Kate picked up a magazine from the table in the centre of the room, but the words and pictures made no sense. When she came to an article on miscarriages she put it down.

The fluorescent lighting took the life out of everything. The waiting room was oppressive in its silence, so that the slightest sound was amplified. The young mother’s voice murmured on in a deafening whisper. The old man’s coughs boomed from the depths of his chest while the teenager’s magazine announced each turned page in a rustle of glossy paper. Kate stared at the top of the receptionist’s head, bent over behind the glass partition, and tried to think of nothing.

One by one the other patients were called in, until she was the last one left. The old man came out and walked stiffly to the door. It squeaked shut behind him, leaving Kate alone once more.

“Kate Powell.”

She stood and went over to the receptionist’s counter. The woman slid her notes under the glass. “Room three.”

Kate walked down the corridor and tapped on the door. A man’s voice spoke from inside. She couldn’t tell what he had said, but went inside anyway.

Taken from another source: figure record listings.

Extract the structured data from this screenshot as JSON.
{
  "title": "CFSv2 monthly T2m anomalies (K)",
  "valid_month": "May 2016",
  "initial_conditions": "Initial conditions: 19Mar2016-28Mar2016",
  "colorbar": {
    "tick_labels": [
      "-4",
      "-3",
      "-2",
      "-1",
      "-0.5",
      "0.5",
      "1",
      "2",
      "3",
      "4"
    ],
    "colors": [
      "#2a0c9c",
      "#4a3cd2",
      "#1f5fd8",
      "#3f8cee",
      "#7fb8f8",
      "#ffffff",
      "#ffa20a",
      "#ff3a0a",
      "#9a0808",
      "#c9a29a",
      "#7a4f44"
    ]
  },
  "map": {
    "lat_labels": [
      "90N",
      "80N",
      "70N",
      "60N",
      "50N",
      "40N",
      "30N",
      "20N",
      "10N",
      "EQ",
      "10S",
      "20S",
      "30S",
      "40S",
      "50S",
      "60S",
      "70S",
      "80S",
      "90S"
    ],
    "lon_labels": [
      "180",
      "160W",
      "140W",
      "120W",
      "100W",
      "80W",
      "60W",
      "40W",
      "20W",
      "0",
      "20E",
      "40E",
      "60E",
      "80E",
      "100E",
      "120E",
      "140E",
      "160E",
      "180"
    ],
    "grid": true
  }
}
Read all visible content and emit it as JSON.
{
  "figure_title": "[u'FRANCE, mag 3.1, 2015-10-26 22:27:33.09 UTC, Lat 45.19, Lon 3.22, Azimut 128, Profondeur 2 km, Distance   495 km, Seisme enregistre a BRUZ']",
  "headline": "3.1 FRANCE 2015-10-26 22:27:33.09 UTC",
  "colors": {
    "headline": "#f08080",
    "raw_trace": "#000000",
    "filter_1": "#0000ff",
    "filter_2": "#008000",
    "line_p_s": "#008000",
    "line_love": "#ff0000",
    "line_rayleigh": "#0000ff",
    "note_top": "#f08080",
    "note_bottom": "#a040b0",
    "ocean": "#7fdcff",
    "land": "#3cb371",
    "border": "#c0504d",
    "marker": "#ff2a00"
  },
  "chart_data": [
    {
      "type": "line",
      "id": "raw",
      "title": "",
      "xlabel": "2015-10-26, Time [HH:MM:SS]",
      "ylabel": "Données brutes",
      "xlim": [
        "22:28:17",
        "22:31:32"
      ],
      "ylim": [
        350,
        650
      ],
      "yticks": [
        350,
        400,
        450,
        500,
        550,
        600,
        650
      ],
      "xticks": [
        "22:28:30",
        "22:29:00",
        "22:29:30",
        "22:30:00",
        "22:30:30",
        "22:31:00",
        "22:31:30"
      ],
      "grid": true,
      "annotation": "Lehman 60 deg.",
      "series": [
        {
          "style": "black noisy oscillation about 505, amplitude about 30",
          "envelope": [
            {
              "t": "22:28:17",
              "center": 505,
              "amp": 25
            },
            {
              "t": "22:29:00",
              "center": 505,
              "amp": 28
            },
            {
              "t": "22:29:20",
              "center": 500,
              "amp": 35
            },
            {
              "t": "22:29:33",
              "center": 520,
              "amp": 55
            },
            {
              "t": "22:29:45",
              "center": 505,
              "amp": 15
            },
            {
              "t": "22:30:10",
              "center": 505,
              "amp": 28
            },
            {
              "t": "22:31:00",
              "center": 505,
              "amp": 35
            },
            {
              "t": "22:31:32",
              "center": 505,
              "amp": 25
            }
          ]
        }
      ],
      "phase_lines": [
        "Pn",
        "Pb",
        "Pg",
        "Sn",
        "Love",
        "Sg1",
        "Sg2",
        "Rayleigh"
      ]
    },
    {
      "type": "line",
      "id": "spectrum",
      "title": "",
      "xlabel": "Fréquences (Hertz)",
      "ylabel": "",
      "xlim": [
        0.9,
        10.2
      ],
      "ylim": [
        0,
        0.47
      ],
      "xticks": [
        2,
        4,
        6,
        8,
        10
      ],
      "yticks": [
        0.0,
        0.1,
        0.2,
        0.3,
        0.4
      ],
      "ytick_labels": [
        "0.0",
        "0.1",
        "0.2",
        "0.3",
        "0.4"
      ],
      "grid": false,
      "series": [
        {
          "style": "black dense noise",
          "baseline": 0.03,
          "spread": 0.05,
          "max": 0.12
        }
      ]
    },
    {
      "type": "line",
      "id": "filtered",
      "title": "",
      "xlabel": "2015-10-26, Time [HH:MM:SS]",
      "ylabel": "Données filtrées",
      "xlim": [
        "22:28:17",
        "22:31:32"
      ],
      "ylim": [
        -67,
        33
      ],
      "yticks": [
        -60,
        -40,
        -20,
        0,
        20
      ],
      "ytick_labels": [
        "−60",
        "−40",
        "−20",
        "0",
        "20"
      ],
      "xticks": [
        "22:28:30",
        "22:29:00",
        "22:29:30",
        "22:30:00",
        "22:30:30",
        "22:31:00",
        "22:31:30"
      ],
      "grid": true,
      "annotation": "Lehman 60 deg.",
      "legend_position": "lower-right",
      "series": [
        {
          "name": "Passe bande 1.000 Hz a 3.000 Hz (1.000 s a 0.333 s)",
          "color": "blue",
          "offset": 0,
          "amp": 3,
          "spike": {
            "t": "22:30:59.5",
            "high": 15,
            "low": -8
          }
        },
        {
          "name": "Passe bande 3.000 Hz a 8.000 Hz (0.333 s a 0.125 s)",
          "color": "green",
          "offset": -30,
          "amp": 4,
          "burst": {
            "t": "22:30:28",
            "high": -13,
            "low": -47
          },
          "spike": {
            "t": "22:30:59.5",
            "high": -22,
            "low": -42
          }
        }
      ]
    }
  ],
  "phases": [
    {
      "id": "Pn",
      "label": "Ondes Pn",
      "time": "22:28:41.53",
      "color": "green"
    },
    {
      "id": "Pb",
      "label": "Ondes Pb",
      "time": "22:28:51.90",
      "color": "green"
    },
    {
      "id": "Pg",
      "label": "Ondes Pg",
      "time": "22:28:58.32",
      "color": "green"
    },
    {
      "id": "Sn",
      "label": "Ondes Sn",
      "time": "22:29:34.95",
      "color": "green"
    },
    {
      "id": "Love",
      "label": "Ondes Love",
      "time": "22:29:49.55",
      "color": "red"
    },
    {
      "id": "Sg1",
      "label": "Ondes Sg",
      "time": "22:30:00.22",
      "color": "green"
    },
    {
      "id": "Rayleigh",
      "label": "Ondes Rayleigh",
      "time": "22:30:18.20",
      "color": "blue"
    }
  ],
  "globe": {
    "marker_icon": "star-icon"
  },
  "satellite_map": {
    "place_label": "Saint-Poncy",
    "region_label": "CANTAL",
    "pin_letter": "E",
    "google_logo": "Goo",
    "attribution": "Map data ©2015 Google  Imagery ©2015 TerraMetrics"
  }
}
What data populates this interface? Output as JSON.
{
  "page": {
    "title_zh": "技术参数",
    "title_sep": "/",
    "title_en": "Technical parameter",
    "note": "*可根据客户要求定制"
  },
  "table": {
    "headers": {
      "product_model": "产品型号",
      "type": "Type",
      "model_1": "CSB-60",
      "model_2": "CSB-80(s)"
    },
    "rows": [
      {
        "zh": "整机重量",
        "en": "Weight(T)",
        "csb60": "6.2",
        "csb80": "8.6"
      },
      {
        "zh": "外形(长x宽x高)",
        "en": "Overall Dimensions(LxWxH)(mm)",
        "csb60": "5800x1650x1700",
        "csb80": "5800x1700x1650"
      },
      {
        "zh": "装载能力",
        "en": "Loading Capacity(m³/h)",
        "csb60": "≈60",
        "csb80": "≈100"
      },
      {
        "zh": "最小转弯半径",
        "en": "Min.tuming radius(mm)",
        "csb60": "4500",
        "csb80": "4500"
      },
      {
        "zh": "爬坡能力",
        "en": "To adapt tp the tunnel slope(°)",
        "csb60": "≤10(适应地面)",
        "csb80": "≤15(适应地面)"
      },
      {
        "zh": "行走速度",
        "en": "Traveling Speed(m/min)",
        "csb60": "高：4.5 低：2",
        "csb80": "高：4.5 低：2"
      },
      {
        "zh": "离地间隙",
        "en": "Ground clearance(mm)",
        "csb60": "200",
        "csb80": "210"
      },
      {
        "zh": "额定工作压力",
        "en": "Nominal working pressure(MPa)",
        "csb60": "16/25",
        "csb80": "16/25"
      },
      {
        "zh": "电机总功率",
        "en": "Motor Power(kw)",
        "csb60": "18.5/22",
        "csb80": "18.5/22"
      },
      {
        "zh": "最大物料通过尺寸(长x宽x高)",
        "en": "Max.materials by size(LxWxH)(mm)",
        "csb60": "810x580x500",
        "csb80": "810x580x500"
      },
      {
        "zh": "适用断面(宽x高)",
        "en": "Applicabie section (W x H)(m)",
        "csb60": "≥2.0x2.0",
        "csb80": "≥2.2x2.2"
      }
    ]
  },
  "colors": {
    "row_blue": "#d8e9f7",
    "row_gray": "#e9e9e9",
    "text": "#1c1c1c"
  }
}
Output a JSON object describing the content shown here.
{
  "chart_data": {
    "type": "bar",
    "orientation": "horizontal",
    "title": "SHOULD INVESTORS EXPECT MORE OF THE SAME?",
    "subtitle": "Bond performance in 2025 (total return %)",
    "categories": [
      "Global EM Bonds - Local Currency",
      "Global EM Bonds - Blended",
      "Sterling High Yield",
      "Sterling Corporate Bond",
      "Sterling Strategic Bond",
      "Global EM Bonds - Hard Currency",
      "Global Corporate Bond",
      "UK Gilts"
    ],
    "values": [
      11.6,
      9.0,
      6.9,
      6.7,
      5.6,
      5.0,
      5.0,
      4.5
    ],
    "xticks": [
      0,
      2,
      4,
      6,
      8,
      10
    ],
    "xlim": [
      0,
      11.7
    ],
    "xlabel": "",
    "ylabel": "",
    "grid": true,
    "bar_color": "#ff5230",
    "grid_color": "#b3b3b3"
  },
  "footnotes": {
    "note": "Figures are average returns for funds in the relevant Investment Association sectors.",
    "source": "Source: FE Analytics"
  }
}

It was a different GP from the ones she had seen before. He was an elderly man, small, with grey hair and gold half-moon glasses. Without looking up from what he was writing he held out his hand for her notes. Kate sat down and waited.

Finally he gave a small sigh and looked up. “What can I do for you?”

Kate had rehearsed what she would say. Now it all vanished. “I want an abortion,” she blurted.

The doctor looked at her over the top of his glasses. He took out her notes from the manilla envelope and read the more recent entries without answering. “You’re not quite five weeks’ pregnant. Is that right?”